Global Tax, che sia la volta buona?

 ECONOMIA • Importanti sviluppi dal G7. L’UE non può più sopportare la concorrenza fiscale interna

La prima reazione è stata di un entusiasmo ingiustificato: finalmente si tassano le grandi multinazionali che fanno profitti da noi e pagano le tasse (poche) altrove. La reazione successiva è stata esagerata in senso contrario: era un bluff.
In realtà di passi avanti importanti ne sono stati fatti, ma affermare che l’accordo mondiale tra gli stati sia cosa fatta sarebbe pure sbagliato. Fatto è che l’avvento di Joe Biden sullo scranno di uomo più potente del mondo al posto di Trump ha mosso le acque, riavvicinato Stati Uniti ed Europa nel nome dei nemici (commerciali soprattutto) comuni, e quindi promette di risolvere un argomento che è oggettivamente inaccettabile. Biden in ogni caso ha promesso guerra ai paradisi fiscali che si trovano in tutto il mondo, ma in questo caso il vero tema è l’armonizzazione dei regimi fiscali tra i vari Stati, in particolare all’interno dell’Unione Europea: farsi concorrenza tra “cugini” per ospitare le sedi delle grandi aziende promettendo sconti non sembra la via migliore all’integrazione europea.
In ogni caso, dagli Usa viene uno spiraglio importante sulla tassazione delle multinazionali, che oggi versano solo spiccioli, in genere all’Irlanda che offre loro le condizioni migliori. I cosiddetti Big Tech hanno fatturati e utili da far impallidire quelli di importanti Stati, ma le tasse sono irrisorie. Il timore che Amazon, Google, Facebook eccetera possano davvero far concorrenza agli Stati (sino a stampare moneta propria) sembra uno dei motivi che hanno spinto Biden a muoversi.

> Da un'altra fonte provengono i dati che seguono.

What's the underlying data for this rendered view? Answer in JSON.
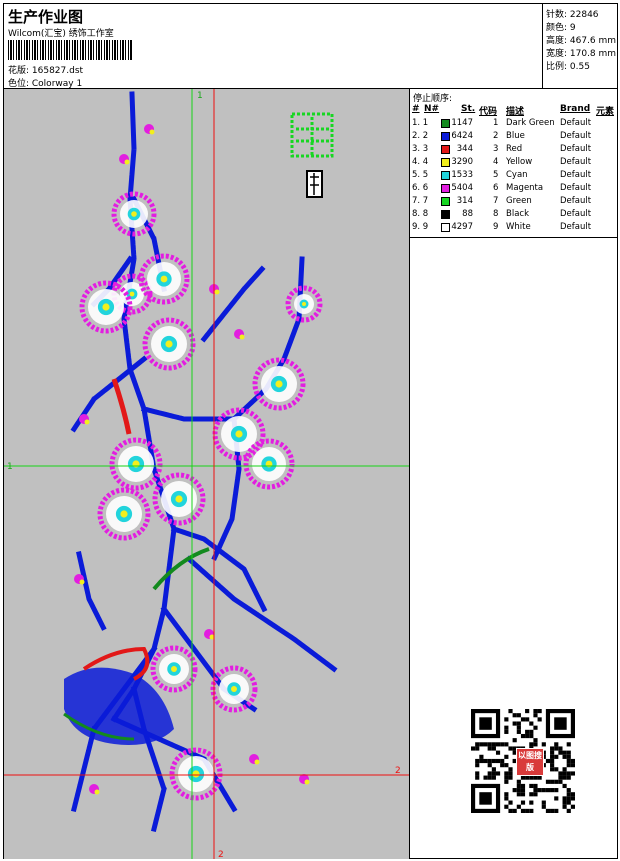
{
  "header": {
    "title": "生产作业图",
    "company": "Wilcom(汇宝) 绣饰工作室",
    "design": "花版:  165827.dst",
    "colorway": "色位:  Colorway 1"
  },
  "stats": {
    "stitches": "针数:  22846",
    "colors": "颜色:  9",
    "height": "高度:  467.6 mm",
    "width": "宽度:  170.8 mm",
    "scale": "比例:  0.55"
  },
  "stop_sequence": {
    "title": "停止顺序:",
    "headers": {
      "hash": "#",
      "no": "N#",
      "stitches": "St.",
      "code": "代码",
      "desc": "描述",
      "brand": "Brand",
      "element": "元素"
    },
    "rows": [
      {
        "idx": "1. 1",
        "color": "#138a1e",
        "st": "1147",
        "code": "1",
        "desc": "Dark Green",
        "brand": "Default"
      },
      {
        "idx": "2. 2",
        "color": "#0a1bd8",
        "st": "6424",
        "code": "2",
        "desc": "Blue",
        "brand": "Default"
      },
      {
        "idx": "3. 3",
        "color": "#e21818",
        "st": "344",
        "code": "3",
        "desc": "Red",
        "brand": "Default"
      },
      {
        "idx": "4. 4",
        "color": "#f2ef1c",
        "st": "3290",
        "code": "4",
        "desc": "Yellow",
        "brand": "Default"
      },
      {
        "idx": "5. 5",
        "color": "#22d4dc",
        "st": "1533",
        "code": "5",
        "desc": "Cyan",
        "brand": "Default"
      },
      {
        "idx": "6. 6",
        "color": "#e21ee0",
        "st": "5404",
        "code": "6",
        "desc": "Magenta",
        "brand": "Default"
      },
      {
        "idx": "7. 7",
        "color": "#17d622",
        "st": "314",
        "code": "7",
        "desc": "Green",
        "brand": "Default"
      },
      {
        "idx": "8. 8",
        "color": "#000000",
        "st": "88",
        "code": "8",
        "desc": "Black",
        "brand": "Default"
      },
      {
        "idx": "9. 9",
        "color": "#ffffff",
        "st": "4297",
        "code": "9",
        "desc": "White",
        "brand": "Default"
      }
    ]
  },
  "guides": {
    "v1": "1",
    "h1": "1",
    "v2": "2",
    "h2": "2"
  },
  "qr_seal": "以图搜版"
}
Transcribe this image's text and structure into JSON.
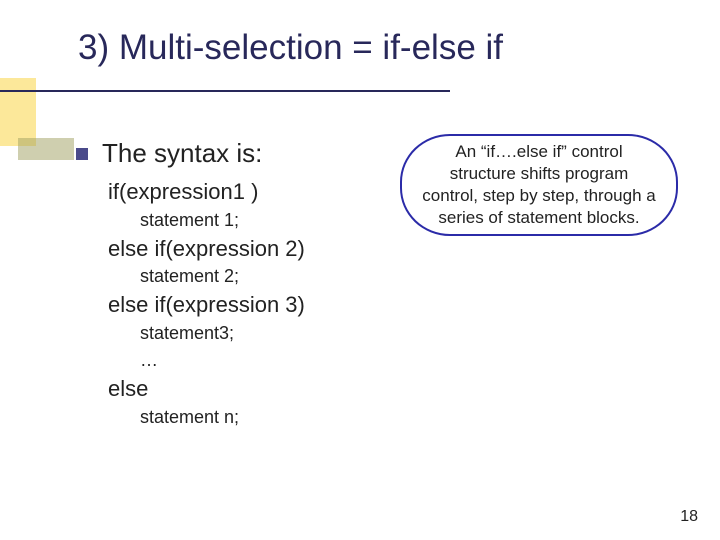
{
  "title": "3) Multi-selection = if-else if",
  "bullet": "The syntax is:",
  "syntax": {
    "line1": "if(expression1 )",
    "stmt1": "statement 1;",
    "line2": "else if(expression 2)",
    "stmt2": "statement 2;",
    "line3": "else if(expression 3)",
    "stmt3": "statement3;",
    "dots": "…",
    "line4": "else",
    "stmt4": "statement n;"
  },
  "callout": "An “if….else if” control structure shifts program control, step by step, through a series of statement blocks.",
  "page_number": "18"
}
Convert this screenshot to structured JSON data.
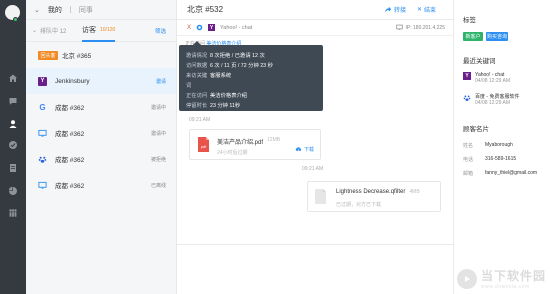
{
  "colors": {
    "accent": "#2b8ef0",
    "rail": "#353a40",
    "orange": "#f08a24",
    "online": "#3cc26c",
    "tag_green": "#2fb36b",
    "tag_blue": "#2b8ef0"
  },
  "top_tabs": {
    "mine": "我的",
    "colleague": "同事"
  },
  "sub_tabs": {
    "queue": "排队中 12",
    "visitors": "访客",
    "visitor_count": "10/120",
    "filter": "筛选"
  },
  "conversations": [
    {
      "badge": "回头客",
      "name": "北京 #365",
      "status": ""
    },
    {
      "icon": "yahoo-icon",
      "name": "Jenkinsbury",
      "status": "邀请"
    },
    {
      "icon": "google-icon",
      "name": "成都 #362",
      "status": "邀请中"
    },
    {
      "icon": "monitor-icon",
      "name": "成都 #362",
      "status": "邀请中"
    },
    {
      "icon": "paw-icon",
      "name": "成都 #362",
      "status": "被拒绝"
    },
    {
      "icon": "monitor-icon",
      "name": "成都 #362",
      "status": "已离线"
    }
  ],
  "chat": {
    "title": "北京 #532",
    "forward": "转接",
    "end": "结束",
    "source": "Yahoo! - chat",
    "ip": "IP: 180.201.4.225",
    "visiting_prefix": "正在访问",
    "visiting_page": "美洁价格表介绍"
  },
  "tooltip": [
    {
      "k": "邀请情况",
      "v": "8 次拒绝 / 已邀请 12 次"
    },
    {
      "k": "访问数据",
      "v": "6 次 / 11 页 / 72 分钟 23 秒"
    },
    {
      "k": "来访关键词",
      "v": "客服系统"
    },
    {
      "k": "正在访问",
      "v": "美洁价格表介绍"
    },
    {
      "k": "停留时长",
      "v": "23 分钟 11秒"
    }
  ],
  "messages": {
    "time1": "09:21 AM",
    "file1": {
      "name": "美洁产品介绍.pdf",
      "size": "12MB",
      "state": "24小时后过期",
      "download": "下载"
    },
    "time2": "09:21 AM",
    "file2": {
      "name": "Lightness Decrease.qfilter",
      "size": "4MB",
      "state": "已过期，对方已下载"
    }
  },
  "right": {
    "tags_title": "标签",
    "tags": [
      "新客户",
      "购买咨询"
    ],
    "keywords_title": "最近关键词",
    "keywords": [
      {
        "icon": "yahoo-icon",
        "text": "Yahoo! - chat",
        "date": "04/08 12:29 AM"
      },
      {
        "icon": "paw-icon",
        "text": "百度 - 免费客服软件",
        "date": "04/08 12:29 AM"
      }
    ],
    "card_title": "顾客名片",
    "card": [
      {
        "k": "姓名",
        "v": "Myaborough"
      },
      {
        "k": "电话",
        "v": "316-589-1615"
      },
      {
        "k": "邮箱",
        "v": "fanny_thiel@gmail.com"
      }
    ]
  },
  "watermark": {
    "cn": "当下软件园",
    "en": "www.downxia.com"
  }
}
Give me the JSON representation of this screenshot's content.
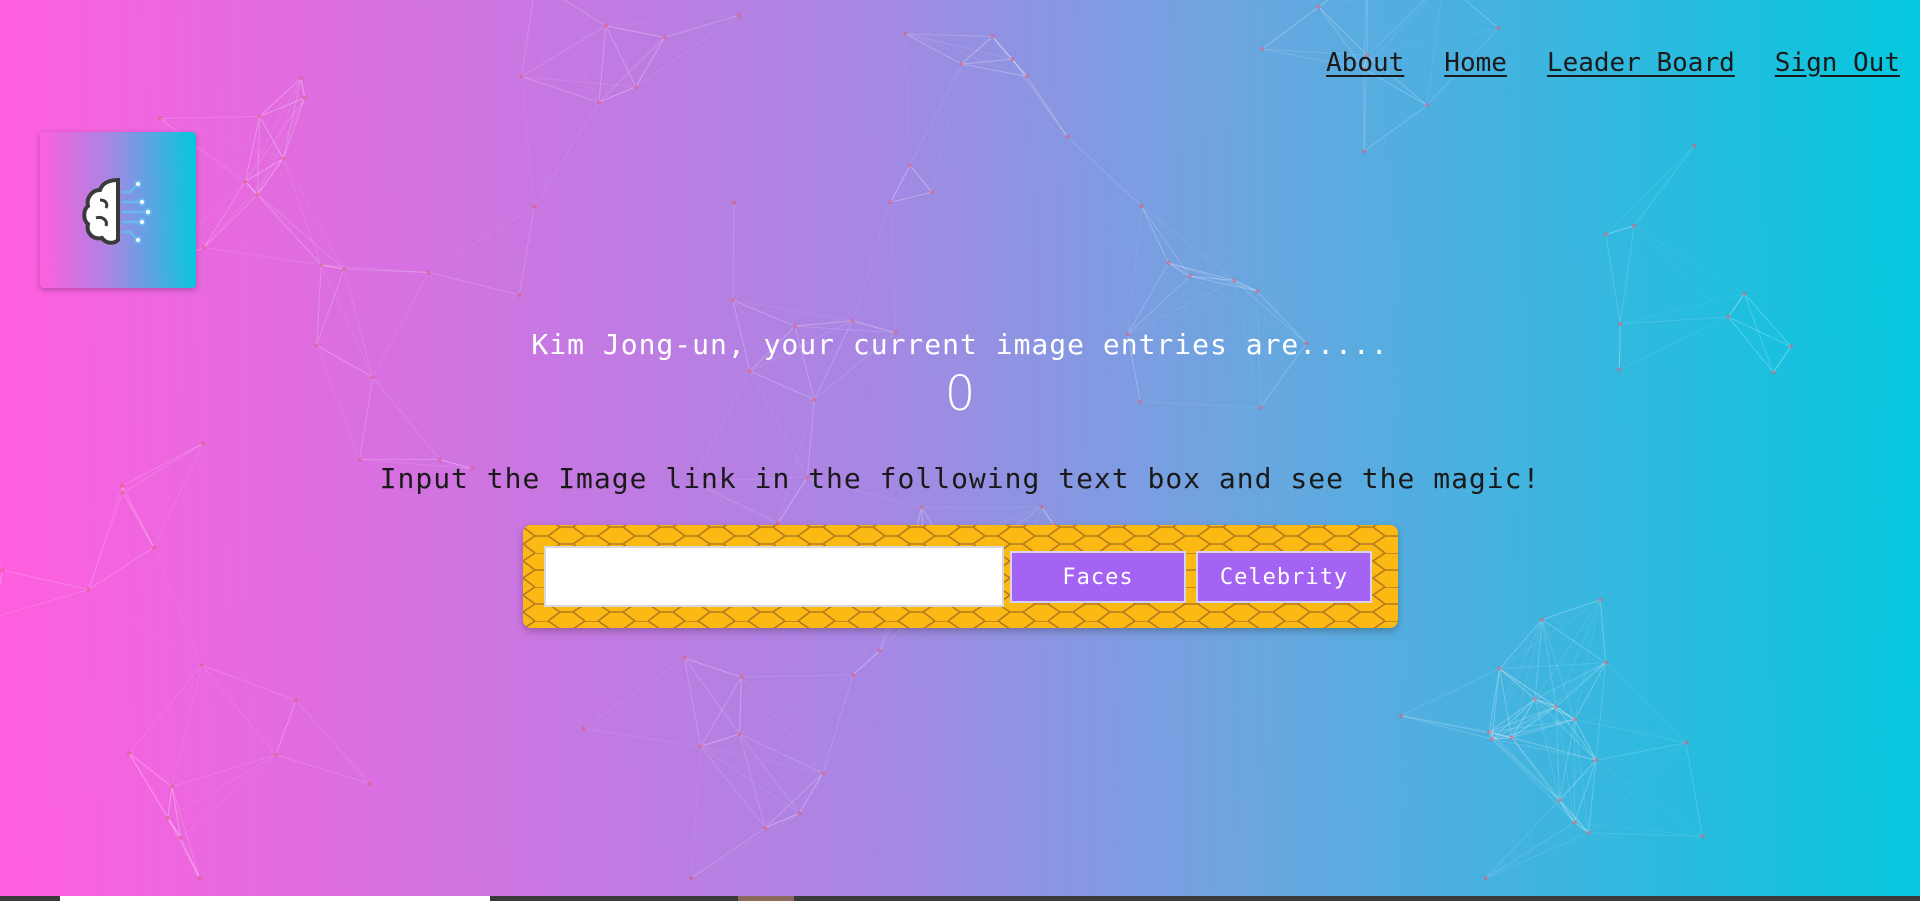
{
  "nav": {
    "links": [
      {
        "label": "About"
      },
      {
        "label": "Home"
      },
      {
        "label": "Leader Board"
      },
      {
        "label": "Sign Out"
      }
    ]
  },
  "logo": {
    "icon": "brain-circuit-icon"
  },
  "entries": {
    "message": "Kim Jong-un, your current image entries are.....",
    "count": "0"
  },
  "instruction": "Input the Image link in the following text box and see the magic!",
  "form": {
    "input_value": "",
    "input_placeholder": "",
    "faces_label": "Faces",
    "celebrity_label": "Celebrity"
  },
  "colors": {
    "gradient_start": "#ff5edf",
    "gradient_end": "#04c8de",
    "panel": "#fcb813",
    "button": "#a463f2"
  }
}
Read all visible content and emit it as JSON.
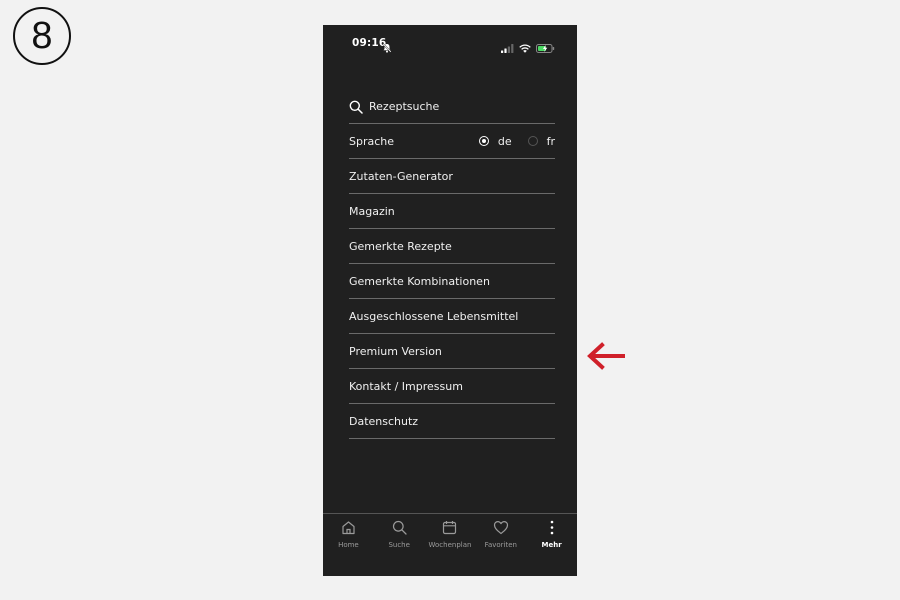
{
  "step_badge": "8",
  "status_bar": {
    "time": "09:16",
    "icons": [
      "bell-muted-icon",
      "signal-icon",
      "wifi-icon",
      "battery-charging-icon"
    ]
  },
  "menu": {
    "search_label": "Rezeptsuche",
    "language": {
      "label": "Sprache",
      "options": [
        {
          "label": "de",
          "selected": true
        },
        {
          "label": "fr",
          "selected": false
        }
      ]
    },
    "items": [
      "Zutaten-Generator",
      "Magazin",
      "Gemerkte Rezepte",
      "Gemerkte Kombinationen",
      "Ausgeschlossene Lebensmittel",
      "Premium Version",
      "Kontakt / Impressum",
      "Datenschutz"
    ]
  },
  "tab_bar": {
    "tabs": [
      {
        "label": "Home",
        "icon": "home-icon",
        "active": false
      },
      {
        "label": "Suche",
        "icon": "search-icon",
        "active": false
      },
      {
        "label": "Wochenplan",
        "icon": "calendar-icon",
        "active": false
      },
      {
        "label": "Favoriten",
        "icon": "heart-icon",
        "active": false
      },
      {
        "label": "Mehr",
        "icon": "more-vertical-icon",
        "active": true
      }
    ]
  },
  "annotation": {
    "arrow_color": "#d0202a",
    "points_to": "Premium Version"
  },
  "colors": {
    "phone_background": "#202020",
    "page_background": "#f2f2f2",
    "divider": "#6a6a6a",
    "battery_charging": "#4cd964"
  }
}
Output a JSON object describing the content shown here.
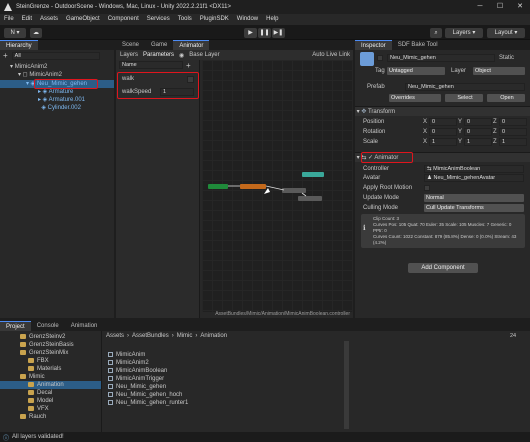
{
  "window": {
    "title": "SteinGrenze - OutdoorScene - Windows, Mac, Linux - Unity 2022.2.21f1 <DX11>",
    "minimize": "─",
    "maximize": "☐",
    "close": "✕"
  },
  "menu": [
    "File",
    "Edit",
    "Assets",
    "GameObject",
    "Component",
    "Services",
    "Tools",
    "PluginSDK",
    "Window",
    "Help"
  ],
  "toolbar": {
    "account": "N",
    "cloud": "☁",
    "play": "▶",
    "pause": "❚❚",
    "step": "▶❚",
    "search": "⌕",
    "layers": "Layers",
    "layout": "Layout"
  },
  "hierarchy": {
    "tab": "Hierarchy",
    "add": "+",
    "search_placeholder": "All",
    "items": [
      {
        "label": "MimicAnim2",
        "depth": 0,
        "kind": "scene"
      },
      {
        "label": "MimicAnim2",
        "depth": 1,
        "kind": "object"
      },
      {
        "label": "Neu_Mimic_gehen",
        "depth": 2,
        "kind": "prefab",
        "selected": true
      },
      {
        "label": "Armature",
        "depth": 3,
        "kind": "prefab"
      },
      {
        "label": "Armature.001",
        "depth": 3,
        "kind": "prefab"
      },
      {
        "label": "Cylinder.002",
        "depth": 3,
        "kind": "prefab"
      }
    ]
  },
  "animator": {
    "tabs": [
      "Scene",
      "Game",
      "Animator"
    ],
    "sub_tabs": [
      "Layers",
      "Parameters"
    ],
    "eye": "◉",
    "base_layer": "Base Layer",
    "auto_live": "Auto Live Link",
    "params_search": "Name",
    "params": [
      {
        "name": "walk",
        "type": "bool",
        "value": false
      },
      {
        "name": "walkSpeed",
        "type": "float",
        "value": "1"
      }
    ],
    "path": "AssetBundles/Mimic/Animation/MimicAnimBoolean.controller",
    "colors": {
      "entry": "#1f8a3a",
      "default": "#c4691b",
      "state": "#5a5a5a",
      "any": "#3aa89a"
    }
  },
  "inspector": {
    "tabs": [
      "Inspector",
      "SDF Bake Tool"
    ],
    "name": "Neu_Mimic_gehen",
    "static": "Static",
    "tag_label": "Tag",
    "tag": "Untagged",
    "layer_label": "Layer",
    "layer": "Object",
    "prefab_label": "Prefab",
    "prefab_name": "Neu_Mimic_gehen",
    "overrides": "Overrides",
    "select": "Select",
    "open": "Open",
    "transform": {
      "title": "Transform",
      "rows": [
        {
          "label": "Position",
          "x": "0",
          "y": "0",
          "z": "0"
        },
        {
          "label": "Rotation",
          "x": "0",
          "y": "0",
          "z": "0"
        },
        {
          "label": "Scale",
          "x": "1",
          "y": "1",
          "z": "1"
        }
      ]
    },
    "animator": {
      "title": "Animator",
      "controller_label": "Controller",
      "controller": "MimicAnimBoolean",
      "avatar_label": "Avatar",
      "avatar": "Neu_Mimic_gehenAvatar",
      "root_motion_label": "Apply Root Motion",
      "update_label": "Update Mode",
      "update": "Normal",
      "culling_label": "Culling Mode",
      "culling": "Cull Update Transforms",
      "info": [
        "Clip Count: 3",
        "Curves Pos: 105 Quat: 70 Euler: 35 Scale: 105 Muscles: 7 Generic: 0 PPtr: 0",
        "Curves Count: 1022 Constant: 879 (85.8%) Dense: 0 (0.0%) Stream: 43 (4.2%)"
      ]
    },
    "add_component": "Add Component"
  },
  "project": {
    "tabs": [
      "Project",
      "Console",
      "Animation"
    ],
    "breadcrumb": [
      "Assets",
      "AssetBundles",
      "Mimic",
      "Animation"
    ],
    "tree": [
      {
        "label": "GrenzSteinv2",
        "depth": 1
      },
      {
        "label": "GrenzSteinBasis",
        "depth": 1
      },
      {
        "label": "GrenzSteinMix",
        "depth": 1
      },
      {
        "label": "FBX",
        "depth": 2
      },
      {
        "label": "Materials",
        "depth": 2
      },
      {
        "label": "Mimic",
        "depth": 1
      },
      {
        "label": "Animation",
        "depth": 2,
        "selected": true
      },
      {
        "label": "Decal",
        "depth": 2
      },
      {
        "label": "Model",
        "depth": 2
      },
      {
        "label": "VFX",
        "depth": 2
      },
      {
        "label": "Rauch",
        "depth": 1
      }
    ],
    "files": [
      "MimicAnim",
      "MimicAnim2",
      "MimicAnimBoolean",
      "MimicAnimTrigger",
      "Neu_Mimic_gehen",
      "Neu_Mimic_gehen_hoch",
      "Neu_Mimic_gehen_runter1"
    ],
    "count": "24"
  },
  "status": {
    "text": "All layers validated!"
  }
}
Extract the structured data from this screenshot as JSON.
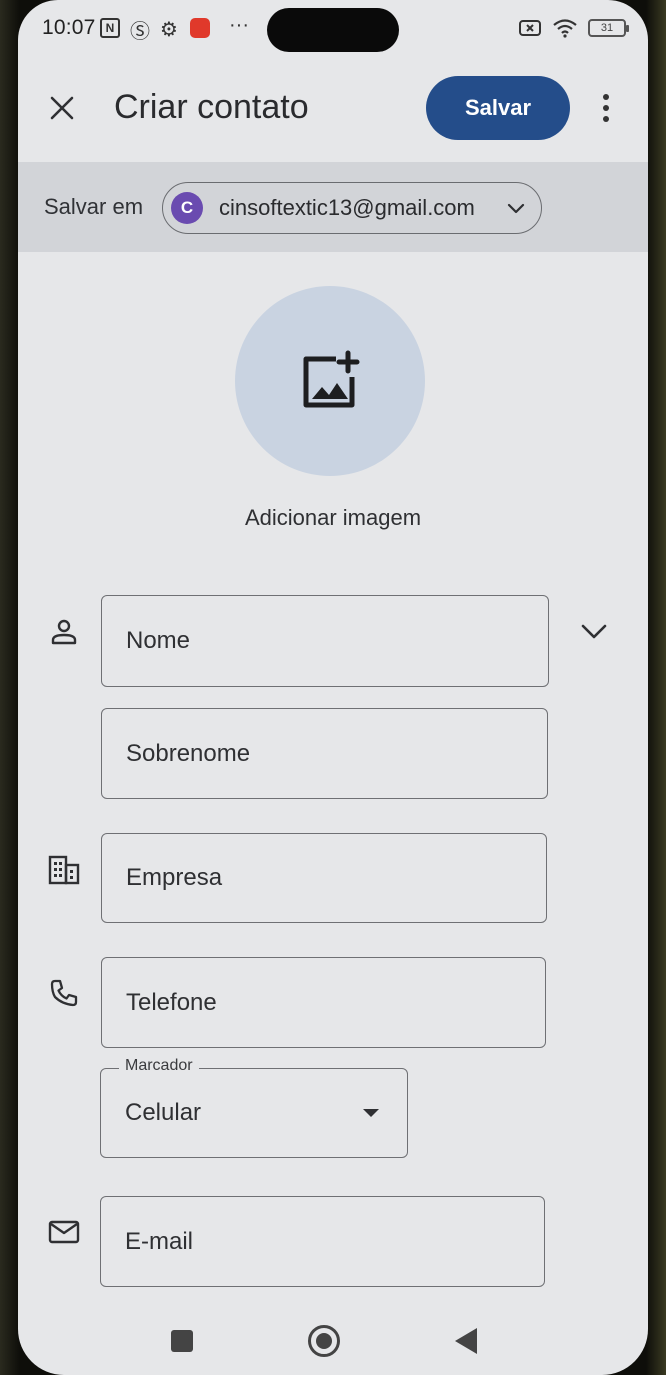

Se ne è discusso una settimana fa al vertice G7 di Londra. Alcuni stati europei, tra cui l’Italia, hanno imposto una tassazione del 3% sugli utili realizzati in loco, aprendo alla ritorsione degli Usa che hanno aumentato i dazi. Ora si cerca il punto d’incontro che stia bene a tutti, e sembra che si possa trovare su una global minimum tax del 15% sugli utili nel caso la sede sia in uno dei paradisi fiscali mondiali. Sulla suddivisione di quel 15% si sta trattando. Inoltre, si dovrebbe aggiungere il 20% dei profitti delle grandi compagnie che eccedono il 10% di margine a favore dei Paesi dove i guadagni sono effettivamente realizzati. Quel che è certo è che il G7 sta valutando come porre fine all’ingiustizia dei paradisi fiscali, dove l’obiettivo è di costituire una semplice sede legale al solo fine di limitare al minimo le imposte.
A spingere verso la ricerca di una soluzione ha contribuito il lockdown, che ha ulteriormente gonfiato i profitti delle Big Tech, aumentando le disuguaglianze economiche. Importante pure il contributo della nuova segretaria al Tesoro degli Stati Uniti Janet Yellen.
A mettere in cattiva luce i super ricchi ha contribuito una recente inchiesta che ha mostrato come questi abbiano versato al fisco negli ultimi anni una cifra tra lo 0 e il 3% della loro crescita patrimoniale, mentre i ceti medi americani versano un’aliquota tra il 14% e il 37%.
Possiamo dire che siano due gli obiettivi: far pagare più tasse ai big (e possibilmente laddove si verificano i profitti) e l’armonizzazione fiscale tra i diversi paesi, soprattutto nella UE. La concorrenza economica fa crescere, la concorrenza fiscale provoca danni, questa la convinzione di tutti, per questo si deve intervenire sull’imposta societaria.
L’Ocse ha fatto una interessante ricerca che mette in ordine l’aliquota societaria nei 37 paesi aderenti nel 2020. In vetta c’è il Portogallo col 31,5%, seguito da Messico, Australia e Colombia (30%), Germania (29,9%), Giappone (29,74%), Nuova Zelanda (28%) e all’ottavo posto l’Italia (27,81%). La Francia è al 25,83%, gli Stati Uniti al 25,76% (con la proposta Biden salirebbero in vetta col 32,34%), la Spagna al 25%, l’Olanda al 21,7%, la Svizzera al 21,15%, il Regno Unito al 19%. L’Irlanda è ovviamente in coda, col 12,5%, ma il vero paradiso fiscale Ocse è l’Ungheria, con il 9%.
Ma come è possibile continuare nella cosiddetta Unione Europea a far convivere un Paese che chiede il 31,5% con uno che fa pagare il 9%?